Abadi’s pick as finance minister rejects candidacy

A member of Iraqi riot police rests as followers of Shiite cleric Muqtada al-Sadr prepare to end their sit-in outside the heavily guarded Green Zone in Baghdad, Iraq, Thursday, March 31, 2016.

A member of Iraqi riot police rests as followers of Shiite cleric Muqtada al-Sadr prepare to end their sit-in outside the heavily guarded Green Zone in Baghdad, Iraq, Thursday, March 31, 2016.


Ali Allawi, who Iraqi Prime Minister Haider al-Abadi nominated last week to serve as finance minister in a new technocrat government, withdrew his candidacy on Wednesday, citing “political interventions and partisan bickering.”

A letter dated April 6, which a source in Allawi’s office and Kurdish officials confirmed as authentic, said political infighting “will certainly abort the radical and comprehensive reform project,” which Abadi has been advocating.

Allawi is at least the second ministerial candidate to pull out. The nominee for oil minister withdrew on Friday, apparently because he had not been formally put forward by the main Kurdish groups.

Abadi presented parliament on Thursday with a list of 14 names, many of them academics, to free the ministries from the grip of a political class that has used the system of ethnic and sectarian quotas instituted after the U.S.-led invasion in 2003 to amass wealth and influence through corruption.

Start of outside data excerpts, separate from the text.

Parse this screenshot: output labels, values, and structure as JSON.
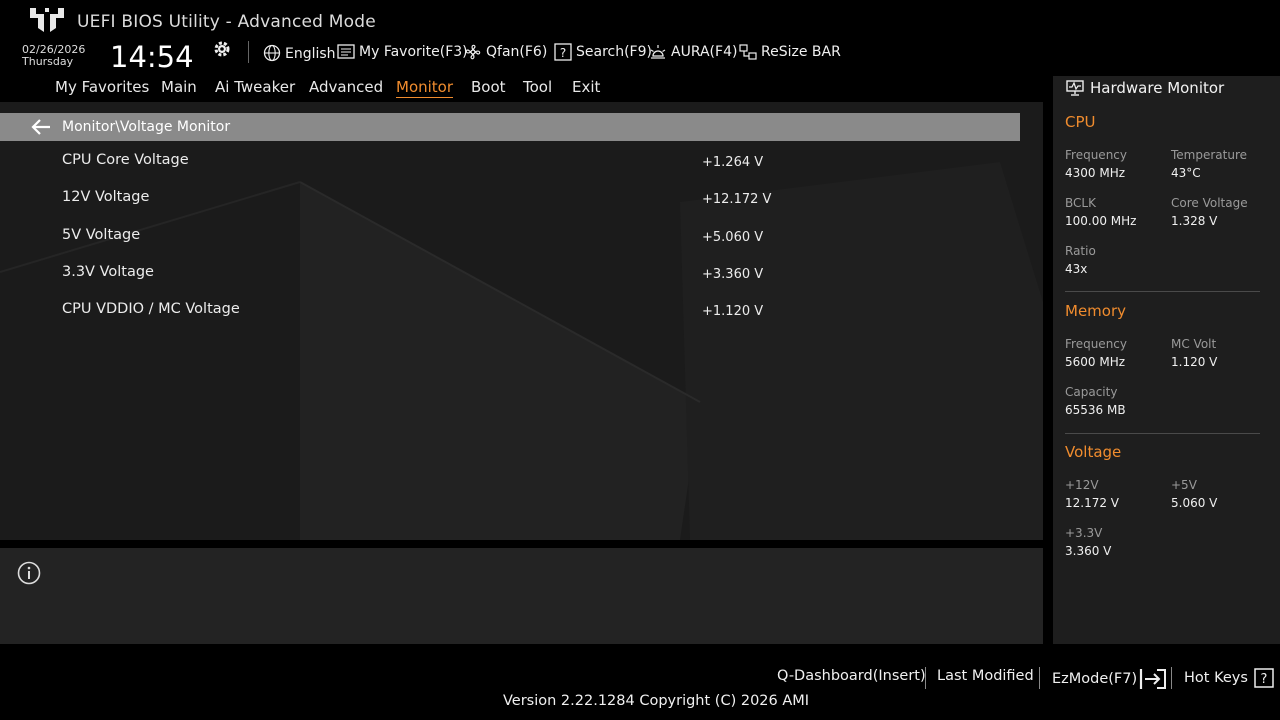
{
  "header": {
    "title": "UEFI BIOS Utility - Advanced Mode",
    "date": "02/26/2026",
    "day": "Thursday",
    "time": "14:54"
  },
  "toolbar": {
    "language": "English",
    "favorite": "My Favorite(F3)",
    "qfan": "Qfan(F6)",
    "search": "Search(F9)",
    "aura": "AURA(F4)",
    "resize_bar": "ReSize BAR"
  },
  "menu": {
    "items": [
      "My Favorites",
      "Main",
      "Ai Tweaker",
      "Advanced",
      "Monitor",
      "Boot",
      "Tool",
      "Exit"
    ],
    "active": "Monitor"
  },
  "breadcrumb": "Monitor\\Voltage Monitor",
  "voltages": [
    {
      "label": "CPU Core Voltage",
      "value": "+1.264 V"
    },
    {
      "label": "12V Voltage",
      "value": "+12.172 V"
    },
    {
      "label": "5V Voltage",
      "value": "+5.060 V"
    },
    {
      "label": "3.3V Voltage",
      "value": "+3.360 V"
    },
    {
      "label": "CPU VDDIO / MC Voltage",
      "value": "+1.120 V"
    }
  ],
  "hw": {
    "title": "Hardware Monitor",
    "cpu": {
      "heading": "CPU",
      "freq_label": "Frequency",
      "freq": "4300 MHz",
      "temp_label": "Temperature",
      "temp": "43°C",
      "bclk_label": "BCLK",
      "bclk": "100.00 MHz",
      "corev_label": "Core Voltage",
      "corev": "1.328 V",
      "ratio_label": "Ratio",
      "ratio": "43x"
    },
    "memory": {
      "heading": "Memory",
      "freq_label": "Frequency",
      "freq": "5600 MHz",
      "mcvolt_label": "MC Volt",
      "mcvolt": "1.120 V",
      "cap_label": "Capacity",
      "cap": "65536 MB"
    },
    "voltage": {
      "heading": "Voltage",
      "v12_label": "+12V",
      "v12": "12.172 V",
      "v5_label": "+5V",
      "v5": "5.060 V",
      "v33_label": "+3.3V",
      "v33": "3.360 V"
    }
  },
  "footer": {
    "qdash": "Q-Dashboard(Insert)",
    "last_modified": "Last Modified",
    "ezmode": "EzMode(F7)",
    "hotkeys": "Hot Keys",
    "version": "Version 2.22.1284 Copyright (C) 2026 AMI"
  },
  "colors": {
    "accent": "#f08c2e",
    "breadcrumb_bg": "#8a8a8a",
    "panel_bg": "#1b1b1b"
  }
}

The move, which threatens to weaken patronage networks that sustain the elite’s wealth and influence, shocked the political establishment that has ruled Iraq since the removal of Saddam Hussein.

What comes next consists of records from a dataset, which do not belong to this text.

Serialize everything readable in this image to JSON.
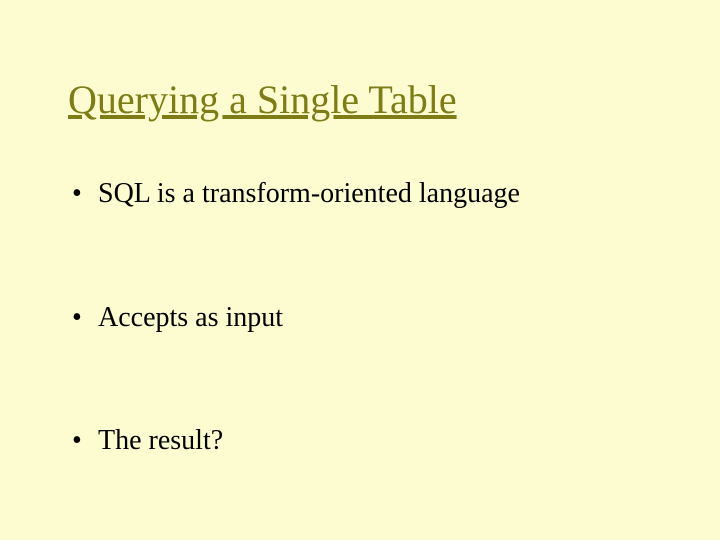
{
  "slide": {
    "title": "Querying a Single Table",
    "bullets": [
      "SQL is a transform-oriented language",
      "Accepts as input",
      "The result?"
    ]
  }
}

Allawi said in a letter dated April 6, which was circulated online and confirmed as authentic by a source in Allawi’s office and Kurdish officials, that political infighting “will certainly abort the radical and comprehensive reform project,” which Abadi has been advocating.

Allawi, a U.S.-educated former banker, has already served as finance minister once following the U.S.-led invasion in 2003.

Parliament said on March 31 it would take 10 days to review Abadi’s nominations, most of whom are not well known and were chosen without consulting the political parties. Lawmakers and analysts expect parliament to reject up to half the list.